Fuglen Tokyo in Tokyo's Tomigaya is the Norwegian Oslo cafe's first overseas outpost, opened 2012. Coffee until evening, Scandinavian cocktails after 19:00.
Blue Bottle Coffee in Tokyo Kiyosumi-Shirakawa opened 2015 as the brand's first overseas roastery cafe. Converted-factory flagship, beans roasted on-site.
Signature drink: Single-origin pour-over
Tip: The drip flight tastes three single-origin pours side by side. Weekends queue from 09:00; weekdays after 10:30 are calm.
Onibus Coffee in Tokyo's Nakameguro roasts imported beans on-site in a renovated wooden house by the Toyoko Line tracks. The second-floor bench is the spot.
Signature drink: Single-origin hand-drip
Tip: Order an Ethiopia hand-drip and take it upstairs to the bench overlooking the elevated train tracks. No laptops, by design.
Koffee Mameya in Tokyo's Omotesando is Eiichi Kunitomo's bean-counter behind a wooden door. No menu: the barista matches a roast to your taste profile.
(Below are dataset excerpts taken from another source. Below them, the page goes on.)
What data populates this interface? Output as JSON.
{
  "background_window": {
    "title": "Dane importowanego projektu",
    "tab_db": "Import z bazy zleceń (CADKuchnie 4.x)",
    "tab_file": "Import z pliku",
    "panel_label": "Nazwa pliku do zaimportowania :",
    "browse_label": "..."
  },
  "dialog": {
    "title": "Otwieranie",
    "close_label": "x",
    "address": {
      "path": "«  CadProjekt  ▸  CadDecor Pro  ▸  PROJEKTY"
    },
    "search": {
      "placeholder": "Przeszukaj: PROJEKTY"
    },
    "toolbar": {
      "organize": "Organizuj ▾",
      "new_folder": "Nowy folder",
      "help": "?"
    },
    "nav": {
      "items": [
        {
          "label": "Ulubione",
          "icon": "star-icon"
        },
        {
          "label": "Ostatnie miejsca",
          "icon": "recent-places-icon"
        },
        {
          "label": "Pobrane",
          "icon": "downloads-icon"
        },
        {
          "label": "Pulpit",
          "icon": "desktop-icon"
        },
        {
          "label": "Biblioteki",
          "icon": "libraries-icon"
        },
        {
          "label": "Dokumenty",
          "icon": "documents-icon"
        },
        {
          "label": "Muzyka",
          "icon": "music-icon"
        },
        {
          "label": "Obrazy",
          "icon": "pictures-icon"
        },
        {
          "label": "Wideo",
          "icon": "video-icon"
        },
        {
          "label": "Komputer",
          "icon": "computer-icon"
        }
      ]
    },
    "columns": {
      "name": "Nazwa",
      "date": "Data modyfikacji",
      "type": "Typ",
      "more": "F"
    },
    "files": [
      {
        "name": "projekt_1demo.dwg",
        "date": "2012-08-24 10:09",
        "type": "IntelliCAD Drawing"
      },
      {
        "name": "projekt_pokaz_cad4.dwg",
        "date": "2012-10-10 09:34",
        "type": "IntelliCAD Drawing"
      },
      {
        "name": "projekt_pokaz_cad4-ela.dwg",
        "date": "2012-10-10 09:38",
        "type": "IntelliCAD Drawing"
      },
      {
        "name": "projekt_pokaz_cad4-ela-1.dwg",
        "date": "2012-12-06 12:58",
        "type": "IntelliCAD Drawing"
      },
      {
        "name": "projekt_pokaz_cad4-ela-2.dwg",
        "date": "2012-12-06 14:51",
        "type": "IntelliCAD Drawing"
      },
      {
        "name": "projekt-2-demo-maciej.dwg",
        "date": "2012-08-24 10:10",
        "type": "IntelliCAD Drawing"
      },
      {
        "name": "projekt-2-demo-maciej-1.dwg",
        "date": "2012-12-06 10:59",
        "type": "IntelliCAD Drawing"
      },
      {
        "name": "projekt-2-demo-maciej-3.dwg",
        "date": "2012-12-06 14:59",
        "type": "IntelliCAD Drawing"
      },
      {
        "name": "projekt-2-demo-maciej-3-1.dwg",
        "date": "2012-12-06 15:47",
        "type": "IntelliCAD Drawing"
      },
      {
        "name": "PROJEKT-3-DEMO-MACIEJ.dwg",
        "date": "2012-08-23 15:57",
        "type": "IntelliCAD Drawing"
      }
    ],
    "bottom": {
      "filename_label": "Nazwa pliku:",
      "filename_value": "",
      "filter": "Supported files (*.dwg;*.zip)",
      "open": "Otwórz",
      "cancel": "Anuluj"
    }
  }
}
Signature drink: Custom bean-matched pour-over
Tip: Plan 15 minutes for the conversation; the small flight option lets you try three pour-overs back-to-back.
Streamer Coffee in Tokyo's Shibuya was Hiroshi Sawada's 2010 milestone, the latte-art champion's home cafe. The Military matcha-espresso latte is the order.
Signature drink: Military latte with matcha
Tip: Open 09:00-18:00 daily. Multiple branches across Tokyo; Shibuya is the original espresso-bar room.